Microsoft releases Office 2016, introduces collaboration and cloud-based editing tools
Microsoft is finally introducing real-time co-editing with the recent release of Office 2016.
The new suite of computer apps will focus mainly on collaboration and cloud-based storage and updates. It’s also the biggest update programs such as Word, Powerpoint and Excel have received in three years.
Along with cloud-based co-editing, MIcrosoft also introduced several new apps including Sway, a program to create multimedia stories and presentations.
Now that Office 2016 has cloud-storage and collaboration capabilities it’ll be a strong competitor to other cloud-based document programs such as Google Drive. However, Microsoft said that not all new features will be available right at launch.
Here are some of the new features that may interest you if you’re considering buying the new Office 2016:
With Office 2016 you’ll be able to access your documents from any computer connected to the Internet. When you create an Office 365 account your documents will automatically save and upload to the cloud. This will be great for users who are always on the run. Also, hardly anyone uses flash drives nowadays.
If you’re working on a word document with your co-workers or classmates, you can now all work on it at the same time with real-time typing. You can be in different locations and see what each person is typing as they click on their keyboards. This will be the main feature that will compete with other programs such as Docs on Google Drive.
In-app Skype chat:
Along with the real time editing, users will also be able to Skype from within the program. A side window will pop up and allow users to either use Skype chat or Skype video. It’ll make it easier for users to communicate and collaborate on documents.
Office 2016 will also introduce new apps such as Office 365 Planner, Delve and Sway.
Microsoft’s email also received a number of significant updates. Groups of people will now be able to share inboxes, calendars and notebooks within the app. The email server will also have a new live search feature, a clutter inbox and it’ll send links to cloud documents instead of file attachments.
Cortana and Tell Me:
Office 2016 will also have Cortana support. The intelligent voice assistant will be able to provide contextual results and fetch calendar dates, documents and other search terms. Microsoft also added a new feature called Tell Me that lets users type in phrases like, “How do I use the ruler?” and instead of giving a step-by-step guide, the program will automatically take out the ruler. Tell Me can also be used for almost all settings and tools within the program.

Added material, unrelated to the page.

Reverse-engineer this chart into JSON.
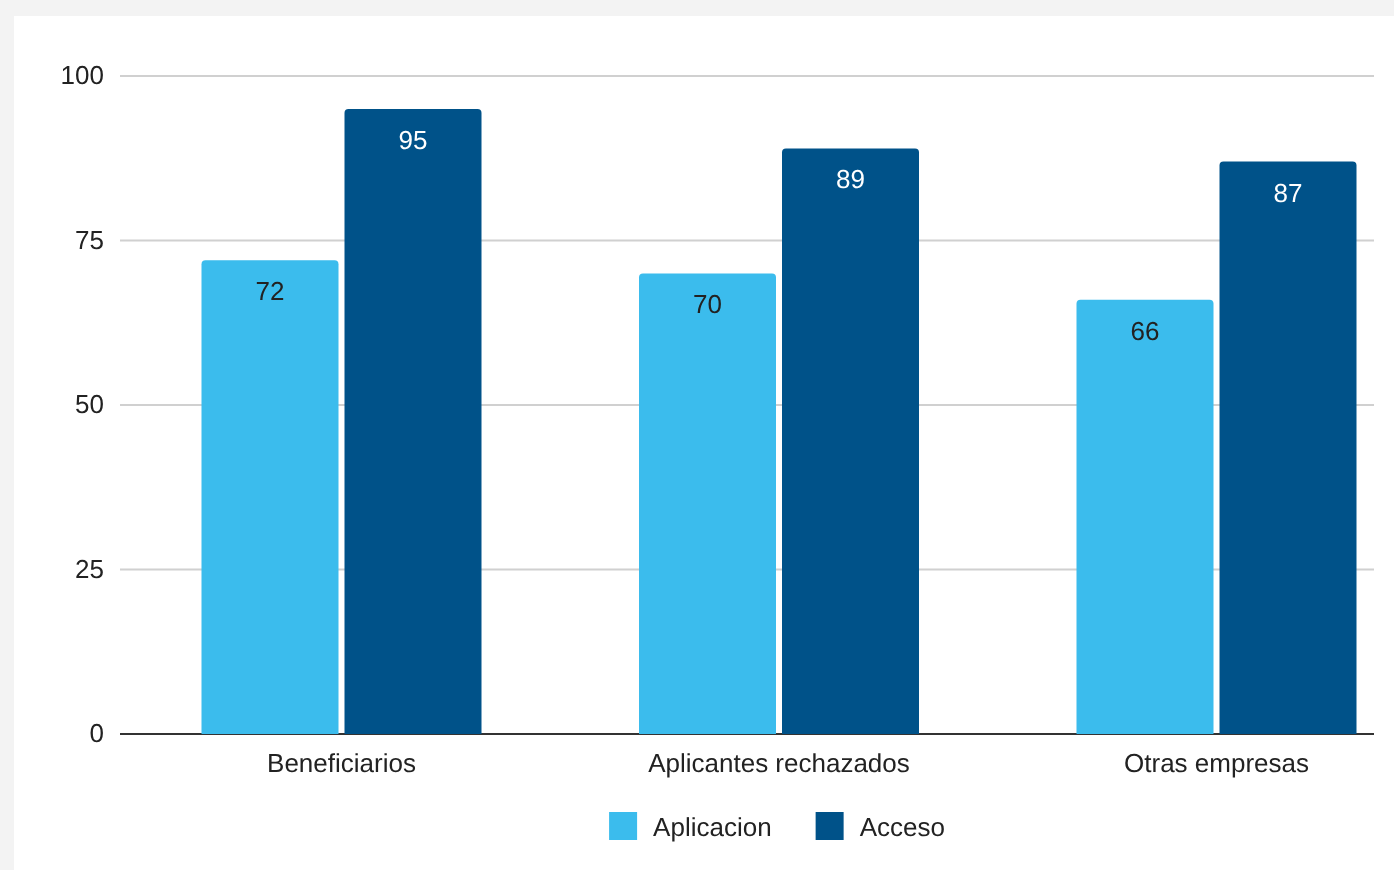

New apps and services (Planner, Delve, Docs and Sway):
Word, PowerPoint and Excel are the most used programs within the Office suite, but Microsoft wants to introduce new tools that it hopes users will utilize just as much. The first new app is called Planner, which lets users track tasks and projects. The app has a visual dashboard that displays email notifications, document progress and any changes made by team members.

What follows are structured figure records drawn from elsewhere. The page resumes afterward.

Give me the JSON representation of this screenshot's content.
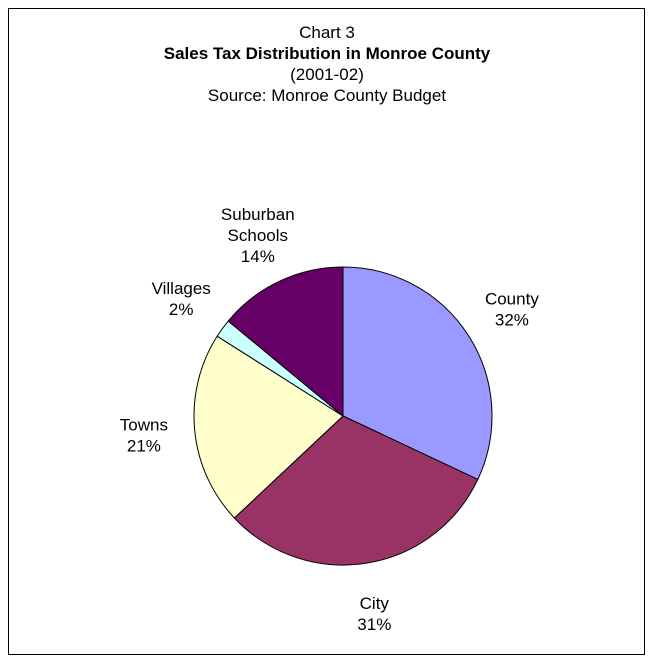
{
  "chart_data": {
    "type": "pie",
    "chart_number": "Chart 3",
    "title": "Sales Tax Distribution in Monroe County",
    "subtitle": "(2001-02)",
    "source": "Source: Monroe County Budget",
    "start_angle_deg": 0,
    "direction": "clockwise",
    "slices": [
      {
        "label_lines": [
          "County"
        ],
        "percent_label": "32%",
        "value": 32,
        "color": "#9999FF"
      },
      {
        "label_lines": [
          "City"
        ],
        "percent_label": "31%",
        "value": 31,
        "color": "#993366"
      },
      {
        "label_lines": [
          "Towns"
        ],
        "percent_label": "21%",
        "value": 21,
        "color": "#FFFFCC"
      },
      {
        "label_lines": [
          "Villages"
        ],
        "percent_label": "2%",
        "value": 2,
        "color": "#CCFFFF"
      },
      {
        "label_lines": [
          "Suburban",
          "Schools"
        ],
        "percent_label": "14%",
        "value": 14,
        "color": "#660066"
      }
    ]
  }
}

Delve, another new app in Office 2016, will also help team members keep up with everyone’s progress. Delve will let users see what others are doing and what documents they are working on. This program can also be a great addition to the classroom and let teachers keep a close eye on their students' progress.
The two other services that will be introduced with the suite include Sway and Docs.com. With Sway users will be able to put together unique story-like presentations. Microsoft said it’s like having a designer in a box. Users will be able to upload their photos and text and the program will put it together. Docs.com will let anyone publish their documents online for free and share them with the world. It’ll be a space for people looking for experts on particular subjects and work they find interesting.
Office 2016 will focus mainly on collaboration tools and cloud-based storage.
Users with Office 365 subscriptions will get the new suite for free and will receive monthly updates for all apps. Some of those updates include new Excel chart types, collaboration tools and possibly enhanced Cortana support.
Office 2016 will also be available in buy-it-once versions. The basic Windows and Mac version will cost $149 and the business version will cost $229. The Office 365 version will require a subscription, which starts at $7 per month.